Bug #32844 | some started agents do not appear on dashboard until Tomcat is restarted | ||
---|---|---|---|
Submitted: | 29 Nov 2007 14:07 | Modified: | 7 Jul 2008 12:21 |
Reporter: | Carsten Segieth | Email Updates: | |
Status: | Can't repeat | Impact on me: | |
Category: | MySQL Enterprise Monitor: Server | Severity: | S2 (Serious) |
Version: | 1.3.0.8384 | OS: | Any |
Assigned to: | Eric Herman | CPU Architecture: | Any |
[29 Nov 2007 14:07]
Carsten Segieth
[5 Dec 2007 13:26]
Eric Herman
this has proven to be a _very_ difficult problem to reproduce reliably in development.

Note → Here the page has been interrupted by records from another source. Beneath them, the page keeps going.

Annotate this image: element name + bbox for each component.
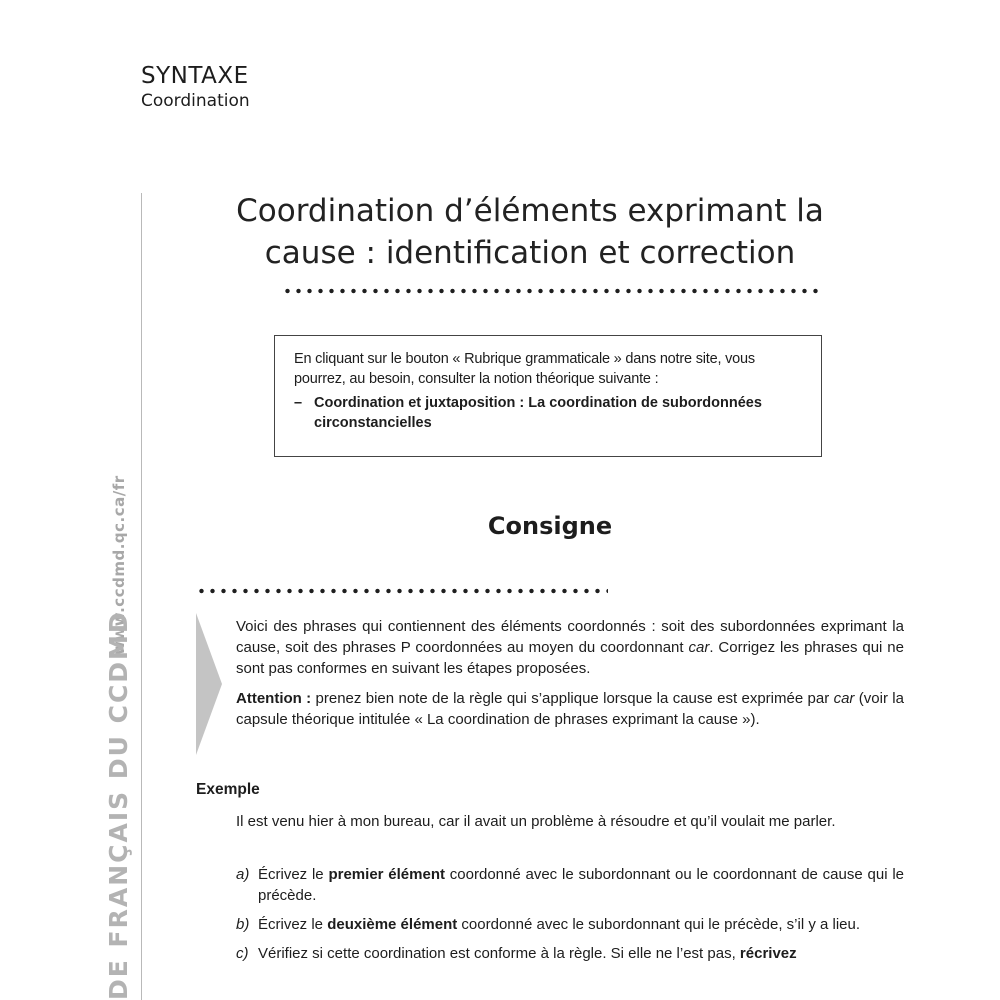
- step-text-post: coordonné avec le subordonnant ou le coordonnant de cause qui le précède.: [258, 866, 905, 904]
- title-dotted-rule: [282, 288, 818, 294]
- list-item: [236, 943, 904, 964]
- step-text-strong: premier élément: [328, 866, 445, 883]
- info-item-text: Coordination et juxtaposition : La coordination de subordonnées circonstancielles: [314, 395, 762, 431]
- p1-emphasis: car: [688, 639, 710, 656]
- info-item-dash: –: [294, 395, 303, 411]
- step-text-pre: Vérifiez si cette coordination est conforme à la règle. Si elle ne l’est pas,: [258, 945, 740, 962]
- step-label: b): [236, 916, 250, 933]
- info-box: [274, 335, 822, 457]
- attention-label: Attention :: [236, 690, 312, 707]
- sidebar-url-text: www.ccdmd.qc.ca/fr: [110, 475, 128, 655]
- margin-rule: [141, 193, 142, 1000]
- instructions: [236, 616, 904, 739]
- p2-emphasis: car: [833, 690, 855, 707]
- step-text-strong: récrivez: [739, 945, 797, 962]
- info-text: En cliquant sur le bouton « Rubrique grammaticale » dans notre site, vous pourrez, au besoin, consulter la notion théorique suivante :: [294, 351, 755, 387]
- p2-text-b: (voir la capsule théorique intitulée « La coordination de phrases exprimant la cause »).: [236, 690, 904, 728]
- document-title: [200, 190, 860, 274]
- step-text-strong: deuxième élément: [327, 916, 458, 933]
- info-item: [294, 393, 805, 433]
- p1-text-b: . Corrigez les phrases qui ne sont pas conformes en suivant les étapes proposées.: [236, 639, 904, 677]
- example-sentence: Il est venu hier à mon bureau, car il avait un problème à résoudre et qu’il voulait me parler.: [236, 813, 836, 830]
- example-heading: Exemple: [196, 781, 260, 798]
- consigne-heading: Consigne: [487, 512, 613, 540]
- chevron-right-icon: [196, 613, 222, 755]
- instructions-paragraph-2: [236, 688, 904, 730]
- title-line-2: cause : identification et correction: [264, 235, 796, 271]
- p2-text-a: prenez bien note de la règle qui s’applique lorsque la cause est exprimée par: [311, 690, 834, 707]
- step-text-pre: Écrivez le: [258, 866, 329, 883]
- step-text-pre: Écrivez le: [258, 916, 328, 933]
- page-header: [141, 62, 250, 112]
- step-text: [258, 864, 904, 906]
- list-item: [236, 864, 904, 906]
- step-text: [258, 943, 904, 964]
- title-line-1: Coordination d’éléments exprimant la: [236, 193, 824, 229]
- p1-text-a: Voici des phrases qui contiennent des éléments coordonnés : soit des subordonnées exprimant la cause, soit des phrases P coordonnées au moyen du coordonnant: [236, 618, 904, 656]
- section-label: SYNTAXE: [141, 63, 249, 89]
- instructions-paragraph-1: [236, 616, 904, 679]
- step-label: a): [236, 866, 250, 883]
- step-text: [258, 914, 904, 935]
- step-text-post: coordonné avec le subordonnant qui le précède, s’il y a lieu.: [457, 916, 861, 933]
- subsection-label: Coordination: [141, 91, 250, 111]
- step-list: [236, 864, 904, 972]
- list-item: [236, 914, 904, 935]
- consigne-dotted-rule: [196, 588, 608, 594]
- step-label: c): [236, 945, 249, 962]
- sidebar-brand-text: DE FRANÇAIS DU CCDMD: [104, 610, 133, 1000]
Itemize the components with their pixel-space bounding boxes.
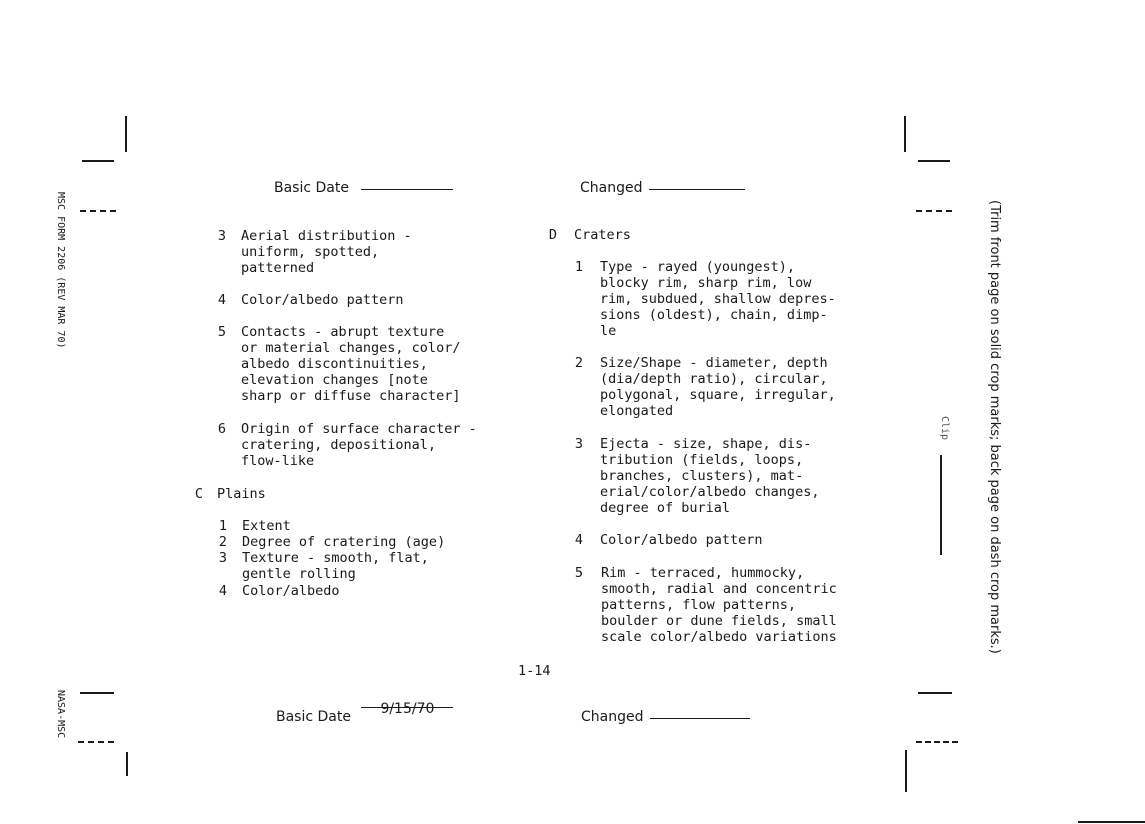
basic-date-label: Basic Date (274, 180, 349, 196)
footer-basic-date (276, 701, 453, 725)
header-basic-date (274, 180, 453, 196)
crop-mark (80, 692, 114, 694)
crop-mark (904, 116, 906, 152)
page-number: 1-14 (518, 663, 551, 679)
dash-crop-mark (916, 741, 958, 745)
dash-crop-mark (78, 741, 114, 745)
crop-mark (918, 160, 950, 162)
edge-line (1078, 821, 1145, 823)
agency-label: NASA-MSC (55, 690, 66, 739)
basic-date-blank (361, 701, 453, 717)
changed-label: Changed (580, 180, 643, 196)
crop-mark (126, 752, 128, 776)
crop-mark (125, 116, 127, 152)
dash-crop-mark (80, 210, 116, 214)
footer-changed (581, 709, 750, 725)
dash-crop-mark (916, 210, 952, 214)
changed-label: Changed (581, 709, 644, 725)
basic-date-label: Basic Date (276, 709, 351, 725)
basic-date-blank (361, 189, 453, 190)
crop-mark (918, 692, 952, 694)
margin-rule (940, 455, 942, 555)
changed-blank (649, 189, 745, 190)
form-id-label: MSC FORM 2206 (REV MAR 70) (55, 192, 66, 349)
trim-note: (Trim front page on solid crop marks; back page on dash crop marks.) (987, 200, 1002, 654)
crop-mark (82, 160, 114, 162)
margin-mark: Clip (939, 416, 950, 441)
header-changed (580, 180, 745, 196)
crop-mark (905, 750, 907, 792)
changed-blank (650, 718, 750, 719)
basic-date-value: 9/15/70 (380, 701, 435, 717)
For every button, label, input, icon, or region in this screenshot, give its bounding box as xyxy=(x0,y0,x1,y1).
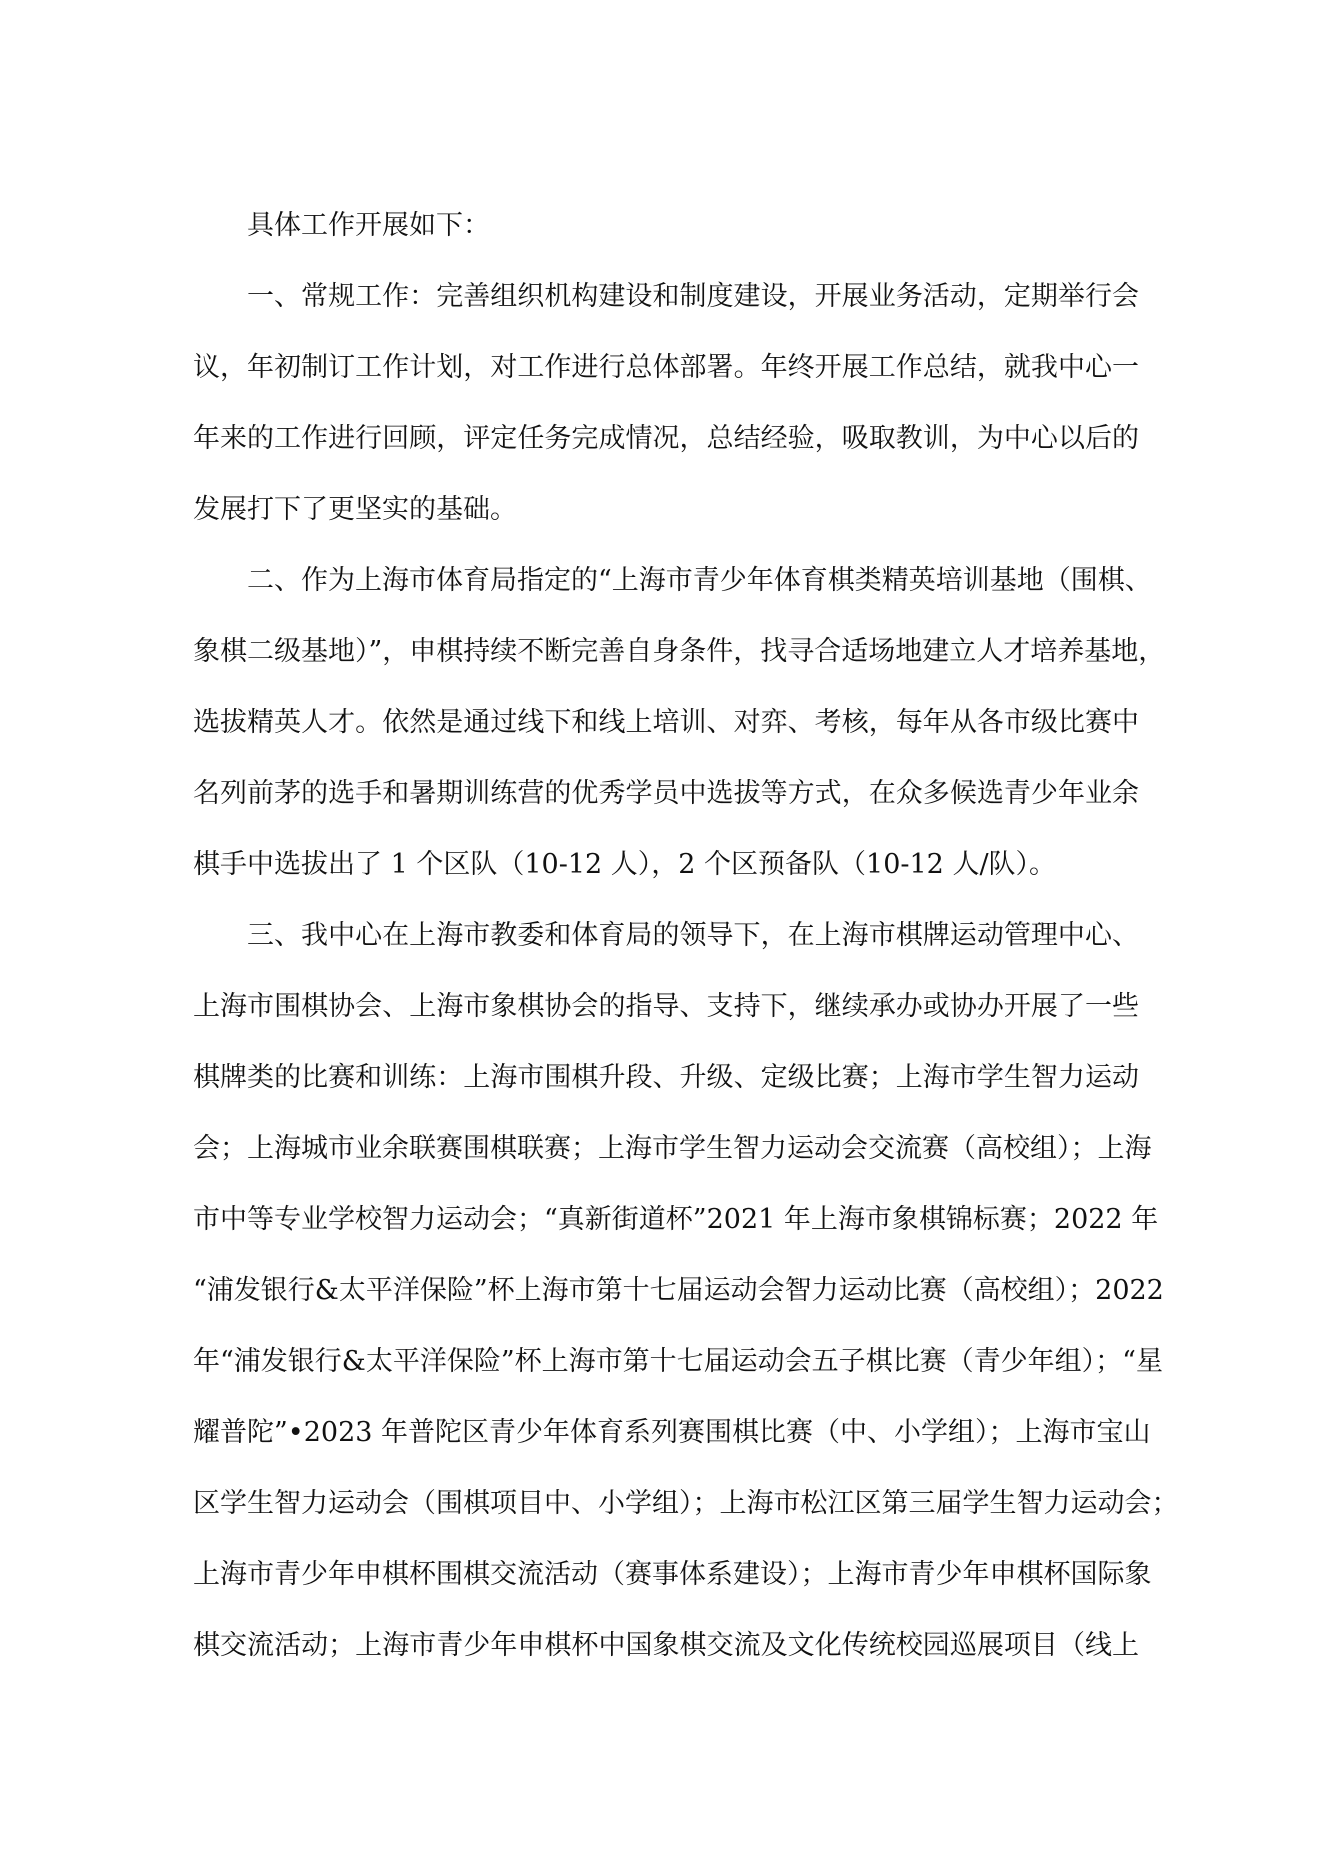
text-line: 会；上海城市业余联赛围棋联赛；上海市学生智力运动会交流赛（高校组）；上海 xyxy=(193,1133,1152,1164)
text-line: 上海市围棋协会、上海市象棋协会的指导、支持下，继续承办或协办开展了一些 xyxy=(193,991,1139,1022)
text-line: 耀普陀”•2023 年普陀区青少年体育系列赛围棋比赛（中、小学组）；上海市宝山 xyxy=(193,1417,1151,1448)
text-line: 市中等专业学校智力运动会；“真新街道杯”2021 年上海市象棋锦标赛；2022 年 xyxy=(193,1204,1159,1235)
text-line: 年“浦发银行&太平洋保险”杯上海市第十七届运动会五子棋比赛（青少年组）；“星 xyxy=(193,1346,1163,1377)
text-line: 象棋二级基地）”，申棋持续不断完善自身条件，找寻合适场地建立人才培养基地， xyxy=(193,636,1166,667)
text-line: 议，年初制订工作计划，对工作进行总体部署。年终开展工作总结，就我中心一 xyxy=(193,352,1139,383)
text-line: “浦发银行&太平洋保险”杯上海市第十七届运动会智力运动比赛（高校组）；2022 xyxy=(193,1275,1164,1306)
text-line: 选拔精英人才。依然是通过线下和线上培训、对弈、考核，每年从各市级比赛中 xyxy=(193,707,1139,738)
text-line: 一、常规工作：完善组织机构建设和制度建设，开展业务活动，定期举行会 xyxy=(247,281,1139,312)
text-line: 棋交流活动；上海市青少年申棋杯中国象棋交流及文化传统校园巡展项目（线上 xyxy=(193,1630,1139,1661)
text-line: 棋牌类的比赛和训练：上海市围棋升段、升级、定级比赛；上海市学生智力运动 xyxy=(193,1062,1139,1093)
text-line: 三、我中心在上海市教委和体育局的领导下，在上海市棋牌运动管理中心、 xyxy=(247,920,1139,951)
text-line: 发展打下了更坚实的基础。 xyxy=(193,494,517,525)
text-line: 上海市青少年申棋杯围棋交流活动（赛事体系建设）；上海市青少年申棋杯国际象 xyxy=(193,1559,1152,1590)
text-line: 具体工作开展如下： xyxy=(247,210,490,241)
text-line: 名列前茅的选手和暑期训练营的优秀学员中选拔等方式，在众多候选青少年业余 xyxy=(193,778,1139,809)
text-line: 年来的工作进行回顾，评定任务完成情况，总结经验，吸取教训，为中心以后的 xyxy=(193,423,1139,454)
text-line: 区学生智力运动会（围棋项目中、小学组）；上海市松江区第三届学生智力运动会； xyxy=(193,1488,1179,1519)
text-line: 棋手中选拔出了 1 个区队（10-12 人），2 个区预备队（10-12 人/队）。 xyxy=(193,849,1057,880)
text-line: 二、作为上海市体育局指定的“上海市青少年体育棋类精英培训基地（围棋、 xyxy=(247,565,1152,596)
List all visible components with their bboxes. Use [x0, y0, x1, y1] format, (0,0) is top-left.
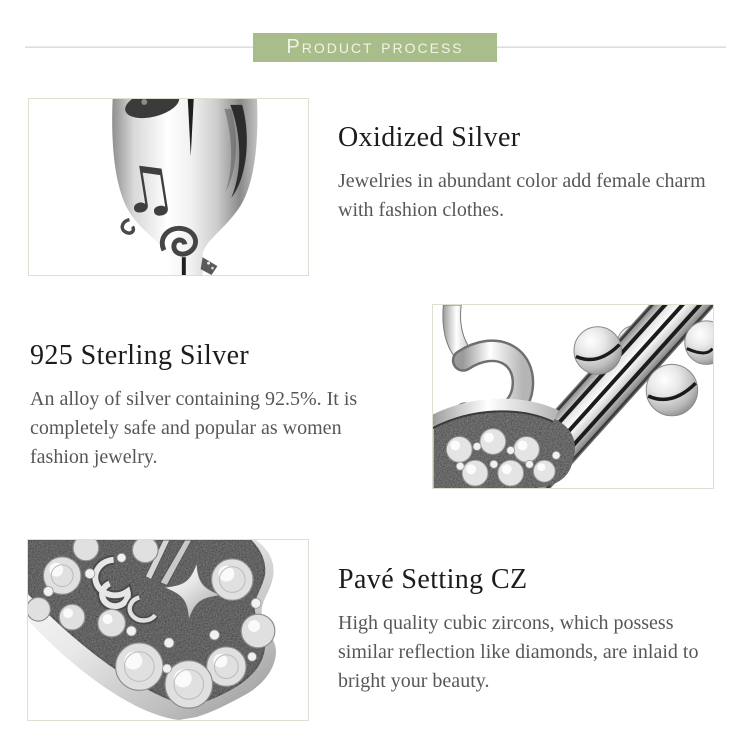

However there are a few findings: (0) this is a "known" issue: quite some time ago we determined that we had similar issues and were able to "solve" them by introducing a delay of 1 second between agent startups in scripts that start many agents at once. This hard to reproduce in test situation seems to only occur if, after a fresh start of the MEM dashboard, many agents all ping in at the same time. This is a scenario which isn't likely in the "real world" and is much more likely in testing situations. Perhaps this can be viewed a documentation issue? (1) Once contributing problem seems to be some contention around getting a database connection from the connection pool when the number of agents exceeds the the maximum number of database connections. Normally this is not a problem since incoming requests will wait until a thread becomes available, however, upon initial startup, the first listInventory requests are relatively long-running processes, and several simultanious ones all stack up behind some mutexes. (2) Another contributing problems seems to be contention around the ItemsCache initialization. We may be able to reduce contention by replacing generic synchronization with a ReentrantReadWriteLock. (3) currently we re-try 3 times on MySQLTransactionRollbackException, we might wish to tune that some-what.
[6 Dec 2007 17:31]
Sloan Childers
This has been an intermittent problem since the 1.0 release. There is too much risk to try to fix this for the 1.3 release. Since no customers have reported this issue I'm going to move it forward to the 2.0 release for re-testing. Sloan
[7 Jul 2008 12:21]
Carsten Segieth
Problem never occured in any of my 2.0 tests, I'll re-open the problem it it does occur.